Sono 12 i cassonetti incendiati nell'ultimo anno
Sono 12 i cassonetti incendiati nell'ultimo anno

Fano, 17 aprile 2019 - Un totale di 12 cassonetti dati a fuoco nell’ultimo anno. Gli ultimi due l’altra notte, a Fano, in via Cavallotti e viale XII Settembre. Contenevano carta e plastica. Il danno complessivo di questa ‘strage’, contando tutte le spese di contorno, è per Aset di circa 20mila euro. Inutile dire che la municipalizzata, che di quei cassonetti è proprietaria, è decisamente stufa. Ma ormai, il piromane che incendia i contenitori nelle notti fanesi, ha una media da colpitore seriale e sta diventando un ricercato. Perchè il fenomeno inizia ad assumere contorni davvero preoccupanti. E sta creando problemi a tutti. Oltre ad Aset, anche agli stessi pompieri, che regolarmente devono intervenire con uomini e mezzi.

Sentite per esempio cosa dice il direttore tecnico di Aset, Marco Romei, 53 anni: «Per ogni cassonetto incendiato vanno in fumo circa 600 euro, tanti ce ne vogliono per ricomprarlo nuovo. Oltre alle spese di smaltimento, ripulitura ecc», che raddoppiano le cifre dette e portano ai circa 20mila euro già citati. «Il fatto è che questa gente si muove evitando accuratamente tutte le isole ecologiche dotate di telecamere, segnalate dal palo che le sostiene e che quindi è visibile»: quelle postazioni in città e dintorni sono circa 60, netta minoranza rispetto al totale delle isole ecologiche.

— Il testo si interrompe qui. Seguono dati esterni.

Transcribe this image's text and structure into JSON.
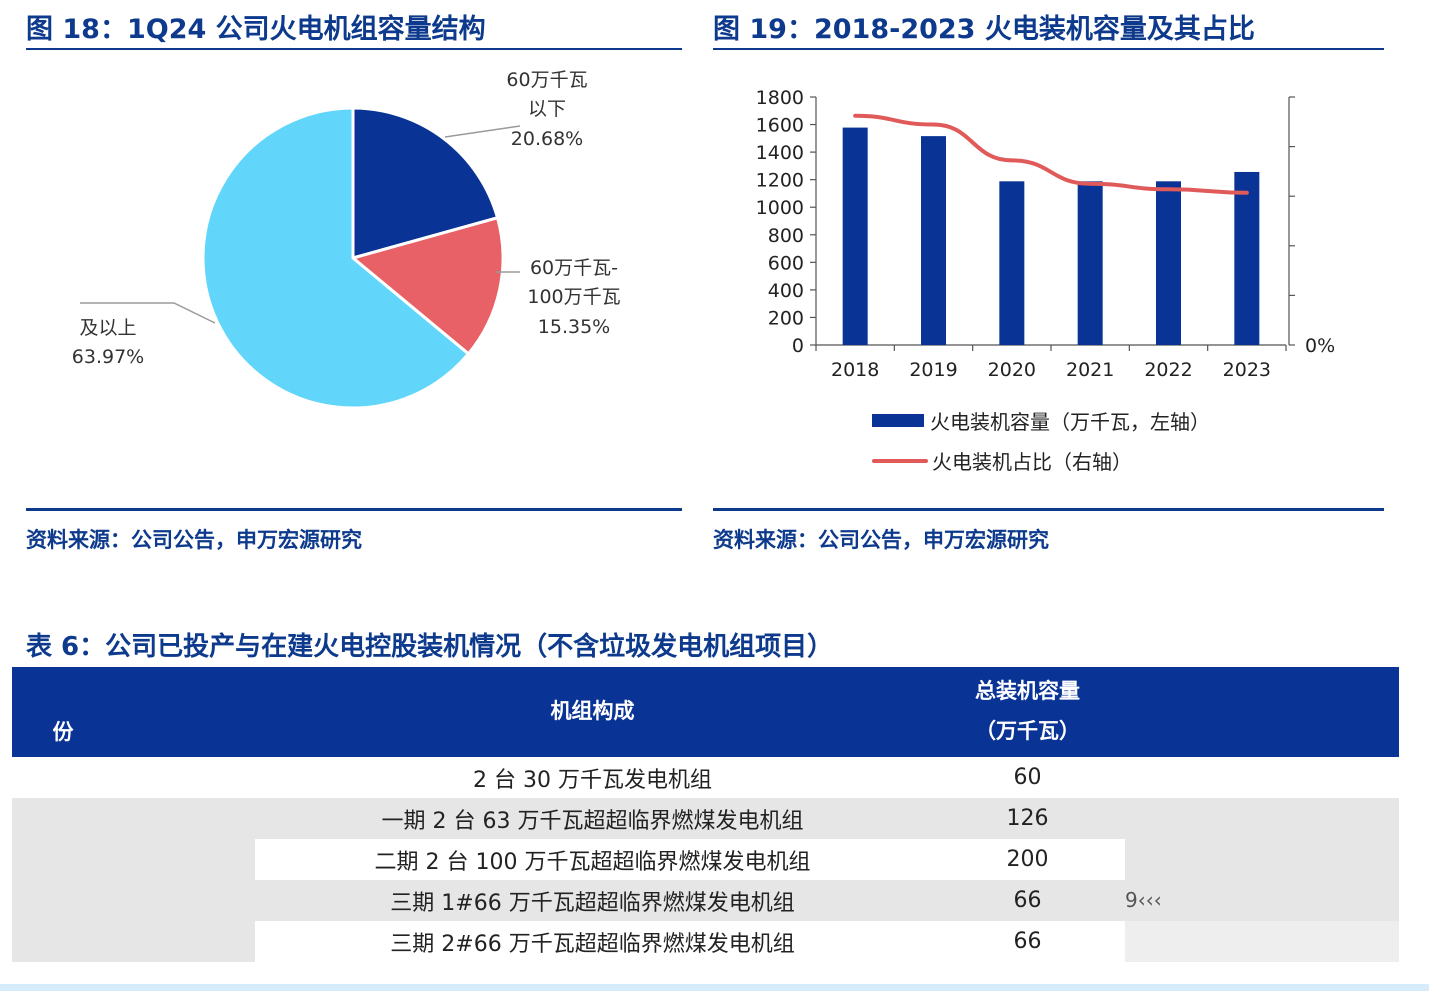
{
  "fig18": {
    "title": "图 18：1Q24 公司火电机组容量结构",
    "source": "资料来源：公司公告，申万宏源研究",
    "labels": {
      "under60": [
        "60万千瓦",
        "以下",
        "20.68%"
      ],
      "mid": [
        "60万千瓦-",
        "100万千瓦",
        "15.35%"
      ],
      "above": [
        "及以上",
        "63.97%"
      ]
    },
    "chart_data": {
      "type": "pie",
      "slices": [
        {
          "label": "60万千瓦以下",
          "value": 20.68,
          "color": "#0a3396"
        },
        {
          "label": "60万千瓦-100万千瓦",
          "value": 15.35,
          "color": "#e86166"
        },
        {
          "label": "及以上",
          "value": 63.97,
          "color": "#62d6fa"
        }
      ]
    }
  },
  "fig19": {
    "title": "图 19：2018-2023 火电装机容量及其占比",
    "source": "资料来源：公司公告，申万宏源研究",
    "right_axis_label": "0%",
    "legend": {
      "bar": "火电装机容量（万千瓦，左轴）",
      "line": "火电装机占比（右轴）"
    },
    "chart_data": {
      "type": "bar+line",
      "categories": [
        "2018",
        "2019",
        "2020",
        "2021",
        "2022",
        "2023"
      ],
      "series": [
        {
          "name": "火电装机容量（万千瓦，左轴）",
          "type": "bar",
          "axis": "left",
          "color": "#0a3396",
          "values": [
            1578,
            1516,
            1188,
            1188,
            1188,
            1256
          ]
        },
        {
          "name": "火电装机占比（右轴）",
          "type": "line",
          "axis": "right",
          "color": "#e05a5a",
          "values": [
            1664,
            1600,
            1340,
            1170,
            1130,
            1105
          ]
        }
      ],
      "ylim_left": [
        0,
        1800
      ],
      "yticks_left": [
        0,
        200,
        400,
        600,
        800,
        1000,
        1200,
        1400,
        1600,
        1800
      ],
      "grid": false
    }
  },
  "table6": {
    "title": "表 6：公司已投产与在建火电控股装机情况（不含垃圾发电机组项目）",
    "headers": {
      "col0": "份",
      "col1": "机组构成",
      "col2_line1": "总装机容量",
      "col2_line2": "（万千瓦）"
    },
    "rows": [
      {
        "composition": "2 台 30 万千瓦发电机组",
        "capacity": "60"
      },
      {
        "composition": "一期 2 台 63 万千瓦超超临界燃煤发电机组",
        "capacity": "126"
      },
      {
        "composition": "二期 2 台 100 万千瓦超超临界燃煤发电机组",
        "capacity": "200"
      },
      {
        "composition": "三期 1#66 万千瓦超超临界燃煤发电机组",
        "capacity": "66"
      },
      {
        "composition": "三期 2#66 万千瓦超超临界燃煤发电机组",
        "capacity": "66"
      }
    ],
    "stray_text": "9‹‹‹"
  }
}
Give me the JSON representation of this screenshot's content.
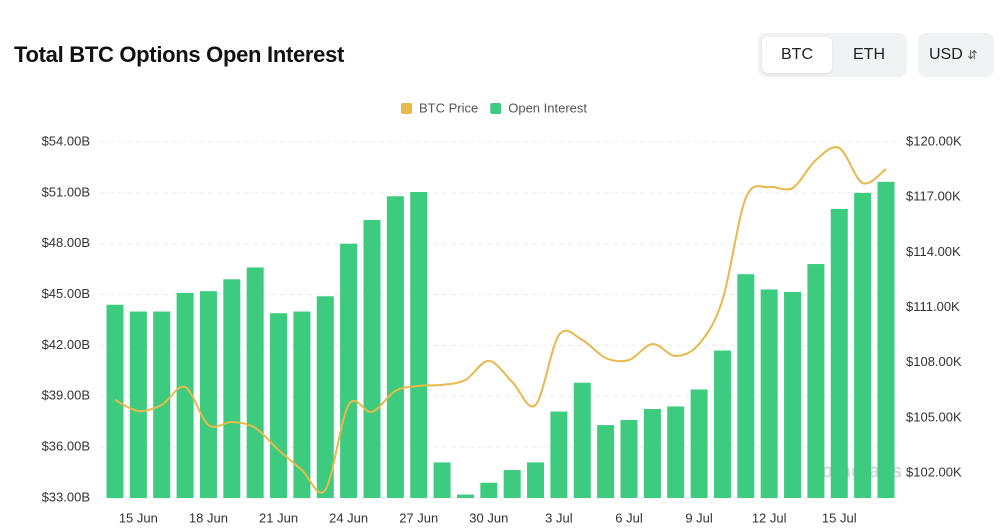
{
  "header": {
    "title": "Total BTC Options Open Interest",
    "toggle": [
      "BTC",
      "ETH"
    ],
    "currency": "USD"
  },
  "chart_data": {
    "type": "bar",
    "watermark": "coinglass",
    "categories": [
      null,
      "15 Jun",
      null,
      null,
      "18 Jun",
      null,
      null,
      "21 Jun",
      null,
      null,
      "24 Jun",
      null,
      null,
      "27 Jun",
      null,
      null,
      "30 Jun",
      null,
      null,
      "3 Jul",
      null,
      null,
      "6 Jul",
      null,
      null,
      "9 Jul",
      null,
      null,
      "12 Jul",
      null,
      null,
      "15 Jul",
      null,
      null
    ],
    "series": [
      {
        "name": "BTC Price",
        "type": "line",
        "axis": "y2",
        "color": "#e8b84b",
        "values": [
          105.98,
          105.38,
          105.71,
          106.68,
          104.62,
          104.78,
          104.46,
          103.26,
          102.17,
          101.09,
          105.71,
          105.33,
          106.47,
          106.74,
          106.8,
          107.07,
          108.1,
          106.96,
          105.71,
          109.51,
          109.24,
          108.26,
          108.15,
          109.02,
          108.37,
          109.02,
          111.41,
          116.96,
          117.55,
          117.5,
          119.02,
          119.67,
          117.77,
          118.53
        ]
      },
      {
        "name": "Open Interest",
        "type": "bar",
        "color": "#3ccb7f",
        "values": [
          44.4,
          44.0,
          44.0,
          45.1,
          45.2,
          45.9,
          46.6,
          43.9,
          44.0,
          44.9,
          48.0,
          49.4,
          50.8,
          51.05,
          35.1,
          33.2,
          33.9,
          34.65,
          35.1,
          38.1,
          39.8,
          37.3,
          37.6,
          38.25,
          38.4,
          39.4,
          41.7,
          46.2,
          45.3,
          45.15,
          46.8,
          50.05,
          51.0,
          51.65
        ]
      }
    ],
    "ylim": [
      33,
      54
    ],
    "yticks": [
      {
        "value": 33,
        "label": "$33.00B"
      },
      {
        "value": 36,
        "label": "$36.00B"
      },
      {
        "value": 39,
        "label": "$39.00B"
      },
      {
        "value": 42,
        "label": "$42.00B"
      },
      {
        "value": 45,
        "label": "$45.00B"
      },
      {
        "value": 48,
        "label": "$48.00B"
      },
      {
        "value": 51,
        "label": "$51.00B"
      },
      {
        "value": 54,
        "label": "$54.00B"
      }
    ],
    "y2lim": [
      100.65,
      120
    ],
    "y2ticks": [
      {
        "value": 102,
        "label": "$102.00K"
      },
      {
        "value": 105,
        "label": "$105.00K"
      },
      {
        "value": 108,
        "label": "$108.00K"
      },
      {
        "value": 111,
        "label": "$111.00K"
      },
      {
        "value": 114,
        "label": "$114.00K"
      },
      {
        "value": 117,
        "label": "$117.00K"
      },
      {
        "value": 120,
        "label": "$120.00K"
      }
    ],
    "grid": true,
    "legend": "top"
  }
}
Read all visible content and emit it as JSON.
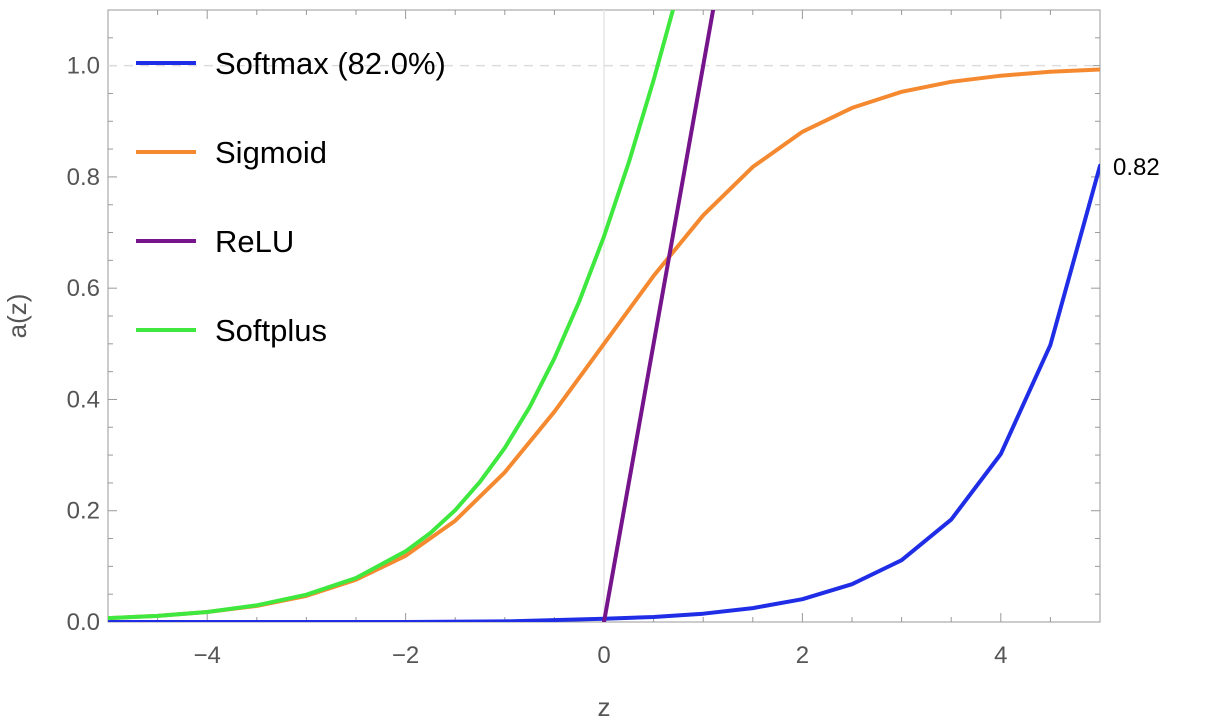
{
  "chart_data": {
    "type": "line",
    "xlabel": "z",
    "ylabel": "a(z)",
    "xlim": [
      -5,
      5
    ],
    "ylim": [
      0,
      1.1
    ],
    "x_ticks": [
      -4,
      -2,
      0,
      2,
      4
    ],
    "x_tick_labels": [
      "−4",
      "−2",
      "0",
      "2",
      "4"
    ],
    "y_ticks": [
      0.0,
      0.2,
      0.4,
      0.6,
      0.8,
      1.0
    ],
    "y_tick_labels": [
      "0.0",
      "0.2",
      "0.4",
      "0.6",
      "0.8",
      "1.0"
    ],
    "reference_line_y": 1.0,
    "legend_position": "top-left",
    "end_annotation": {
      "text": "0.82",
      "x": 5,
      "y": 0.82
    },
    "series": [
      {
        "name": "Softmax (82.0%)",
        "color": "#1f2ee6",
        "x": [
          -5,
          -4,
          -3,
          -2,
          -1,
          0,
          0.5,
          1,
          1.5,
          2,
          2.5,
          3,
          3.5,
          4,
          4.5,
          5
        ],
        "y": [
          0.0,
          0.0,
          0.0,
          0.0,
          0.001,
          0.006,
          0.009,
          0.015,
          0.025,
          0.041,
          0.068,
          0.111,
          0.184,
          0.302,
          0.498,
          0.82
        ]
      },
      {
        "name": "Sigmoid",
        "color": "#f5892f",
        "x": [
          -5,
          -4.5,
          -4,
          -3.5,
          -3,
          -2.5,
          -2,
          -1.5,
          -1,
          -0.5,
          0,
          0.5,
          1,
          1.5,
          2,
          2.5,
          3,
          3.5,
          4,
          4.5,
          5
        ],
        "y": [
          0.007,
          0.011,
          0.018,
          0.029,
          0.047,
          0.076,
          0.119,
          0.182,
          0.269,
          0.378,
          0.5,
          0.622,
          0.731,
          0.818,
          0.881,
          0.924,
          0.953,
          0.971,
          0.982,
          0.989,
          0.993
        ]
      },
      {
        "name": "ReLU",
        "color": "#76148c",
        "x": [
          0,
          1.1
        ],
        "y": [
          0,
          1.1
        ]
      },
      {
        "name": "Softplus",
        "color": "#3ee83e",
        "x": [
          -5,
          -4.5,
          -4,
          -3.5,
          -3,
          -2.5,
          -2,
          -1.75,
          -1.5,
          -1.25,
          -1,
          -0.75,
          -0.5,
          -0.25,
          0,
          0.25,
          0.5,
          0.7
        ],
        "y": [
          0.007,
          0.011,
          0.018,
          0.03,
          0.049,
          0.079,
          0.127,
          0.16,
          0.201,
          0.252,
          0.313,
          0.386,
          0.474,
          0.576,
          0.693,
          0.826,
          0.974,
          1.103
        ]
      }
    ]
  }
}
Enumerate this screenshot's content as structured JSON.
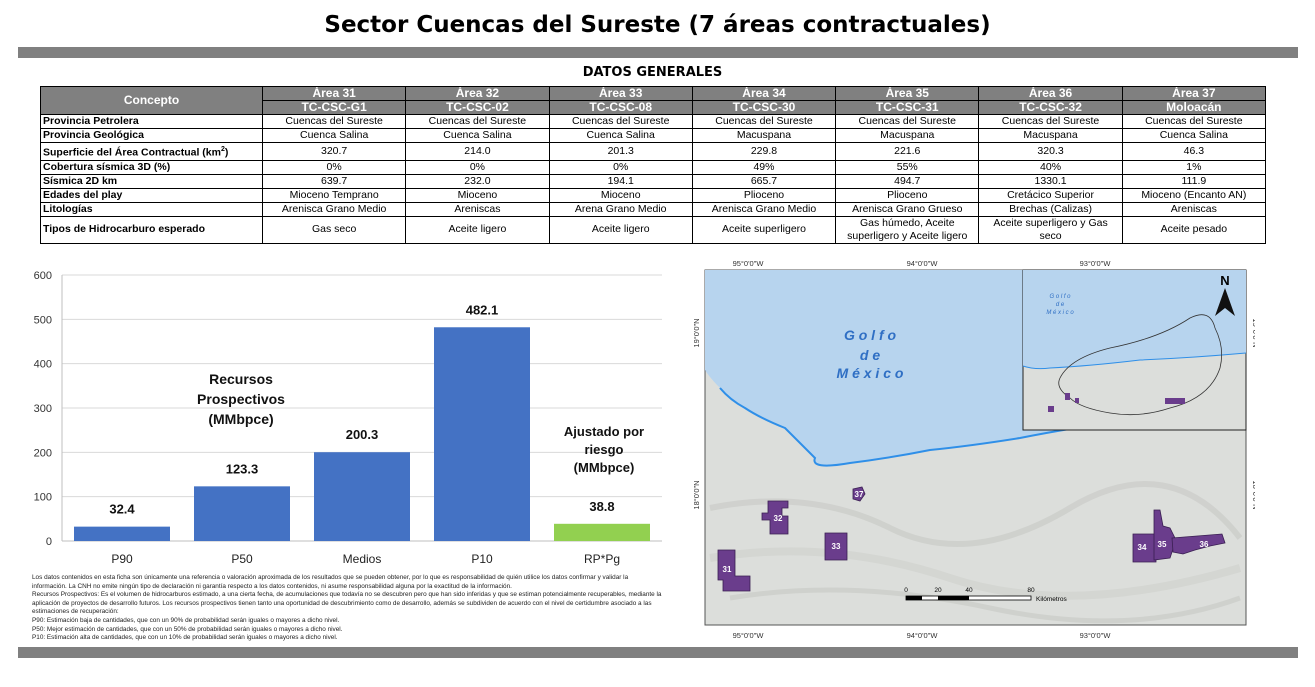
{
  "page": {
    "title": "Sector Cuencas del Sureste (7 áreas contractuales)",
    "section_title": "DATOS GENERALES"
  },
  "table": {
    "concept_header": "Concepto",
    "areas": [
      {
        "name": "Área 31",
        "code": "TC-CSC-G1"
      },
      {
        "name": "Área 32",
        "code": "TC-CSC-02"
      },
      {
        "name": "Área 33",
        "code": "TC-CSC-08"
      },
      {
        "name": "Área 34",
        "code": "TC-CSC-30"
      },
      {
        "name": "Área 35",
        "code": "TC-CSC-31"
      },
      {
        "name": "Área 36",
        "code": "TC-CSC-32"
      },
      {
        "name": "Área 37",
        "code": "Moloacán"
      }
    ],
    "rows": [
      {
        "label": "Provincia Petrolera",
        "values": [
          "Cuencas del Sureste",
          "Cuencas del Sureste",
          "Cuencas del Sureste",
          "Cuencas del Sureste",
          "Cuencas del Sureste",
          "Cuencas del Sureste",
          "Cuencas del Sureste"
        ]
      },
      {
        "label": "Provincia Geológica",
        "values": [
          "Cuenca Salina",
          "Cuenca Salina",
          "Cuenca Salina",
          "Macuspana",
          "Macuspana",
          "Macuspana",
          "Cuenca Salina"
        ]
      },
      {
        "label": "Superficie del Área Contractual (km",
        "sup": "2",
        "label_end": ")",
        "values": [
          "320.7",
          "214.0",
          "201.3",
          "229.8",
          "221.6",
          "320.3",
          "46.3"
        ]
      },
      {
        "label": "Cobertura sísmica 3D (%)",
        "values": [
          "0%",
          "0%",
          "0%",
          "49%",
          "55%",
          "40%",
          "1%"
        ]
      },
      {
        "label": "Sísmica 2D km",
        "values": [
          "639.7",
          "232.0",
          "194.1",
          "665.7",
          "494.7",
          "1330.1",
          "111.9"
        ]
      },
      {
        "label": "Edades del play",
        "values": [
          "Mioceno Temprano",
          "Mioceno",
          "Mioceno",
          "Plioceno",
          "Plioceno",
          "Cretácico Superior",
          "Mioceno (Encanto AN)"
        ]
      },
      {
        "label": "Litologías",
        "values": [
          "Arenisca Grano Medio",
          "Areniscas",
          "Arena Grano Medio",
          "Arenisca Grano Medio",
          "Arenisca Grano Grueso",
          "Brechas (Calizas)",
          "Areniscas"
        ]
      },
      {
        "label": "Tipos de Hidrocarburo esperado",
        "values": [
          "Gas seco",
          "Aceite ligero",
          "Aceite ligero",
          "Aceite superligero",
          "Gas húmedo, Aceite superligero y Aceite ligero",
          "Aceite superligero y Gas seco",
          "Aceite pesado"
        ]
      }
    ]
  },
  "chart_data": {
    "type": "bar",
    "categories": [
      "P90",
      "P50",
      "Medios",
      "P10",
      "RP*Pg"
    ],
    "values": [
      32.4,
      123.3,
      200.3,
      482.1,
      38.8
    ],
    "value_labels": [
      "32.4",
      "123.3",
      "200.3",
      "482.1",
      "38.8"
    ],
    "colors": [
      "#4472c4",
      "#4472c4",
      "#4472c4",
      "#4472c4",
      "#92d050"
    ],
    "ylim": [
      0,
      600
    ],
    "yticks": [
      "0",
      "100",
      "200",
      "300",
      "400",
      "500",
      "600"
    ],
    "grid": true,
    "annotation_left": [
      "Recursos",
      "Prospectivos",
      "(MMbpce)"
    ],
    "annotation_right": [
      "Ajustado por",
      "riesgo",
      "(MMbpce)"
    ]
  },
  "notes": [
    "Los datos contenidos en esta ficha son únicamente una referencia o valoración aproximada de los resultados que se pueden obtener, por lo que es responsabilidad de quién utilice los datos confirmar y validar la información. La CNH no emite ningún tipo de declaración ni garantía respecto a los datos contenidos, ni asume responsabilidad alguna por la exactitud de la información.",
    "Recursos Prospectivos: Es el volumen de hidrocarburos estimado, a una cierta fecha, de acumulaciones que todavía no se descubren pero que han sido inferidas y que se estiman potencialmente recuperables, mediante la aplicación de proyectos de desarrollo futuros. Los recursos prospectivos tienen tanto una oportunidad de descubrimiento como de desarrollo, además se subdividen de acuerdo con el nivel de certidumbre asociado a las estimaciones de recuperación:",
    "P90: Estimación baja de cantidades, que con un 90% de probabilidad serán iguales o mayores a dicho nivel.",
    "P50: Mejor estimación de cantidades, que con un 50% de probabilidad serán iguales o mayores a dicho nivel.",
    "P10: Estimación alta de cantidades, que con un 10% de probabilidad serán iguales o mayores a dicho nivel."
  ],
  "map": {
    "lon_labels": [
      "95°0'0\"W",
      "94°0'0\"W",
      "93°0'0\"W"
    ],
    "lat_labels": [
      "19°0'0\"N",
      "18°0'0\"N"
    ],
    "sea_label": [
      "G o l f o",
      "d e",
      "M é x i c o"
    ],
    "inset_sea_label": [
      "G o l f o",
      "d e",
      "M é x i c o"
    ],
    "north_label": "N",
    "scale_ticks": [
      "0",
      "20",
      "40",
      "80"
    ],
    "scale_unit": "Kilómetros",
    "areas": [
      "31",
      "32",
      "33",
      "34",
      "35",
      "36",
      "37"
    ],
    "colors": {
      "sea": "#b7d4ee",
      "land": "#dcdedb",
      "area": "#6a3d8c",
      "coast": "#2f8fe8"
    }
  }
}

«Non abbiamo ancora capito se si tratta di vandali o altro, certo la ripetitività – aggiunge Romei – sta preoccupando. Speriamo che finisca tutto al più presto. Le forze dell’ordine sono state comunque ogni volta informate. Quello che mi preoccupa un po’ è l’effetto emulazione...».

Fino ad ora non ci sono stati problemi di tipo ambientale, perchè in realtà il materiale che brucia è di quantità ridotte. E i pompieri ci mettono un massimo di 15 o 20 minuti per spegnere gli incendi, quasi sempre segnalati dai passanti o dai residenti che vedono svilupparsi all’improvviso, sempre di notte, le fiamme. Non si capisce neanche quale tipo di innesco finora sia stato usato, e se la mano sia la stessa. Una cosa è certa: i controlli, e le indagini, aumenteranno per stroncare il fenomeno.